Восточные эротические гравюры из собрания дяди Дана, оказались в артистическом отношении бездарными, а в акробатическом бесполезными. Самая дурацкая и дорогая картинка изображала монголку с тупым, увенчанным уродливой прической овальным личиком, предававшуюся посреди помещения, похожего на забитую ширмами, цветами в горшочках, шелками, бумажными веерами и фаянсовой посудой витринку, любовному общению с шестеркой полноватых, пустолицых гимнастов. Трое мужчин, раскорячась в редкого неудобства позах, одновременно обслуживали три основных отверстия блудницы; еще двух клиентов она ублажала вручную, а шестому, карлику, пришлось довольствоваться ее деформированной ступней. Еще шестеро сладострастников предавались содомскому греху с непосредственными партнерами дамы и, наконец, самый последний тыкался ей в подмышку. Дядя Дан, терпеливо распутавший все эти конечности и складочки на животах, прямо или опосредовано связанные с пребывающей в совершенном спокойствии женщиной (каким-то образом еще сохранившей остатки одежд), пометил карандашом цену картинки и определил ее как «Гейшу с 13 любовниками». Ван, однако, обнаружил пятнадцатый пупок, подброшенный расщедрившимся художником, но не допускающий решительно никакой анатомической привязки.
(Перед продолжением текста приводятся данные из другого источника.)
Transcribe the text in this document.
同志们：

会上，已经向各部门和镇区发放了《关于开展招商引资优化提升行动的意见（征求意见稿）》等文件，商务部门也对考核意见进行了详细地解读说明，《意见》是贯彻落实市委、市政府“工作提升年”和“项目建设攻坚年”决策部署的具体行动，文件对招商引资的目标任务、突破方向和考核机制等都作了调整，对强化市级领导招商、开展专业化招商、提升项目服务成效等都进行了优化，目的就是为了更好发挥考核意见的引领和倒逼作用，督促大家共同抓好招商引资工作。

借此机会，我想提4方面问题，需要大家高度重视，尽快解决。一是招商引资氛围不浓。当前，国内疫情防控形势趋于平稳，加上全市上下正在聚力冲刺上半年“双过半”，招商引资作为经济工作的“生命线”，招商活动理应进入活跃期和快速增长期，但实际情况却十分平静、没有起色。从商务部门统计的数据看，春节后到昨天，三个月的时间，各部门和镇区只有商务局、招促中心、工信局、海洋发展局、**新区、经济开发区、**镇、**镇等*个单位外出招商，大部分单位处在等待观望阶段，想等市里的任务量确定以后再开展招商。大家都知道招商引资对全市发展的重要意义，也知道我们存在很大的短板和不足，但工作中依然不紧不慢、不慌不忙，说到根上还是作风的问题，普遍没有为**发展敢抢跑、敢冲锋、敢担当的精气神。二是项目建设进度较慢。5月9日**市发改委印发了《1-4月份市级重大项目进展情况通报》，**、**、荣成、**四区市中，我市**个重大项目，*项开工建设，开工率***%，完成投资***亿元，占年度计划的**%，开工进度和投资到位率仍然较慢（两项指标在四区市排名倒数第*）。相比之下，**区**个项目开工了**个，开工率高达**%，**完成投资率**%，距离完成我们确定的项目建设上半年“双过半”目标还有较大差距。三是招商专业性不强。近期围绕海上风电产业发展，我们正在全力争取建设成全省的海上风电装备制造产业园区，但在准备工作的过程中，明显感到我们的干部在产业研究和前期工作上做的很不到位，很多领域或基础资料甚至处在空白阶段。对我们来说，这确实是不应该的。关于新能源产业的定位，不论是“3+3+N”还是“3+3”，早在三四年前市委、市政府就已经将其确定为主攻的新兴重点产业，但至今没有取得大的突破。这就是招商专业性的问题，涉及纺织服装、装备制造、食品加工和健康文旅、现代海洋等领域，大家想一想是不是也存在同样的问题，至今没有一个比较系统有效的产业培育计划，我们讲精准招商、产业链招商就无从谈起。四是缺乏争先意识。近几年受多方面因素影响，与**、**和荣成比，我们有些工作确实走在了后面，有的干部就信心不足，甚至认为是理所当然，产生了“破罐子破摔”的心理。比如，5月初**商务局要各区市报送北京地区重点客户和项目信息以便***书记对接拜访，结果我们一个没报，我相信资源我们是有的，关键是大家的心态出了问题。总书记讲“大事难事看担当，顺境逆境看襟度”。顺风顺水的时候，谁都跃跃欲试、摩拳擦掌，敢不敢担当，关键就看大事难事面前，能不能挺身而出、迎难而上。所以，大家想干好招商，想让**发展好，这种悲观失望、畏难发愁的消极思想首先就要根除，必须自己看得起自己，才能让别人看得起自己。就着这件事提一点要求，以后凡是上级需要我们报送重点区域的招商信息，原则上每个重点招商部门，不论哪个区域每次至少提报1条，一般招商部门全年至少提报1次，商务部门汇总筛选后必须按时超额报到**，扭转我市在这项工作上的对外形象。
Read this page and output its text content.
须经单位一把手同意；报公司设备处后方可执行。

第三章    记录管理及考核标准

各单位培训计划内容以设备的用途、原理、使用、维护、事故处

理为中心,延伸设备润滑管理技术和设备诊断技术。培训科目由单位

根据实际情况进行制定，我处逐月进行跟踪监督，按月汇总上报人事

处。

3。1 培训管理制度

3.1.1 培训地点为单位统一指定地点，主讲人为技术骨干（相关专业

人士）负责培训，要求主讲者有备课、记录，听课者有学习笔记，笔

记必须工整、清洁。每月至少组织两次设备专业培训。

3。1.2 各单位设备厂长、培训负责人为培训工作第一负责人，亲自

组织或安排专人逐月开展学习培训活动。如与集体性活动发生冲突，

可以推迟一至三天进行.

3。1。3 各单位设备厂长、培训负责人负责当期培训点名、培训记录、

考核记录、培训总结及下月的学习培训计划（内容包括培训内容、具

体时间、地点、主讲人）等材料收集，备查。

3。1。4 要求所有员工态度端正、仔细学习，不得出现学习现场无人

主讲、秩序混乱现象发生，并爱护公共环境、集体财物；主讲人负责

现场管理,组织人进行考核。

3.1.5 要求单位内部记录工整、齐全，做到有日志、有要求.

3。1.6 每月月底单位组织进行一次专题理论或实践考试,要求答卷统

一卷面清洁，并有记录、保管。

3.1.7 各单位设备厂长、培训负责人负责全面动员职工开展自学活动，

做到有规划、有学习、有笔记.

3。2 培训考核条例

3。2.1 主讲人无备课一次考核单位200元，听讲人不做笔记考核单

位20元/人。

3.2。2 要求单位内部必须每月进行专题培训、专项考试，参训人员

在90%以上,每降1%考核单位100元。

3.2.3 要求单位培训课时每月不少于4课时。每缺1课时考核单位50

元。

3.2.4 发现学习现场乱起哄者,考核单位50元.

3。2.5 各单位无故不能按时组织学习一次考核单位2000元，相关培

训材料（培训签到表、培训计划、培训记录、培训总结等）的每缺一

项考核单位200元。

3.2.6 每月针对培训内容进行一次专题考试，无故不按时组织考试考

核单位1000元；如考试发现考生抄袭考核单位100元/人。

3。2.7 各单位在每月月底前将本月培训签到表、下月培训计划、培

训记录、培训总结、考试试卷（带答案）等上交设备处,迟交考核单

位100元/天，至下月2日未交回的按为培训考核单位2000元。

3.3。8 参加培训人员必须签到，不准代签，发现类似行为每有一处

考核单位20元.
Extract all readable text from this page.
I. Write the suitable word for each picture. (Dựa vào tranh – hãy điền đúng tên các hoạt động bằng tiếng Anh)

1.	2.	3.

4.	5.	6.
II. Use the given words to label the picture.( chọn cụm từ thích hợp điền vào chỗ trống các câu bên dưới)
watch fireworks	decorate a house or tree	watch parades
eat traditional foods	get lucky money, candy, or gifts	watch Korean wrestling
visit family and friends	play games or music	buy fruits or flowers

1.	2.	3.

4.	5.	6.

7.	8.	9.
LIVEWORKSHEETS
Библиотека предоставила декорации для незабываемой сцены Неопалимого Овина; она распахнула перед детьми свои застекленные двери; она сулила им долгую идиллию книгопоклонства; она могла бы составить главу в одном из хранящихся на ее полках старых романов; оттенок пародии сообщил этой теме присущую жизни комедийную легкость.

22

My sister, do you still recall

The blue Ladore and Ardis Hall?

Don’t you remember any more

That castle bathed by the Ladore?

«Ma s?ur, te souvient-il encore

Du chateau que baignait la Dore?»

My sister, do you still recall

The Ladore-washed old castle wall?

Сестра моя, ты помнишь гору,

И дуб высокий, и Ладору?

My sister, you rememeber still

The spreading oak tree and my hill?

«Oh! qui me rendra mon Aline

Et le grand chкne et ma colline?»

Oh, who will give me back my Jill

And the big oak tree and my hill?

«Oh! qui me rendra, mon Adele,

Et ma montagne et l’hirondelle?

«Oh! qui me rendra ma Lucile,

La Dore et l’hirondelle agile?»

Oh, who will render in our tongue

The tender things he loved and sung?

Они уплывали по Ладоре на лодке, купались, изучали излучины обожаемой ими реки, они пытались подыскать для ее названия новые рифмы, они поднимались по склону холма к черным руинам замка «Шато Бриан», вкруг башни которого вились, как и прежде, стремительные стрижи. Они уезжали в Калугу и пили Калужские Воды, и посещали семейного дантиста. Ван, листая журнал, слышал, как в смежной комнате Ада взвизгивает и говорит «чорт» – слово, которого ему до этого слышать от нее ни разу не приходилось. Они пили чай у соседки, графини де Прей, попытавшейся – безуспешно – продать им хромую кобылу. Они навестили ярмарку в Ардисвилле, где им особенно пришлись по душе китайские акробаты, немецкий клоун и шпагоглотательница, здоровенная черкесская княжна, начавшая с фруктового ножика, продолжившая осыпанным каменьями кинжалом и под конец заглонувшая чудовищных размеров салями со всеми ее веревочками.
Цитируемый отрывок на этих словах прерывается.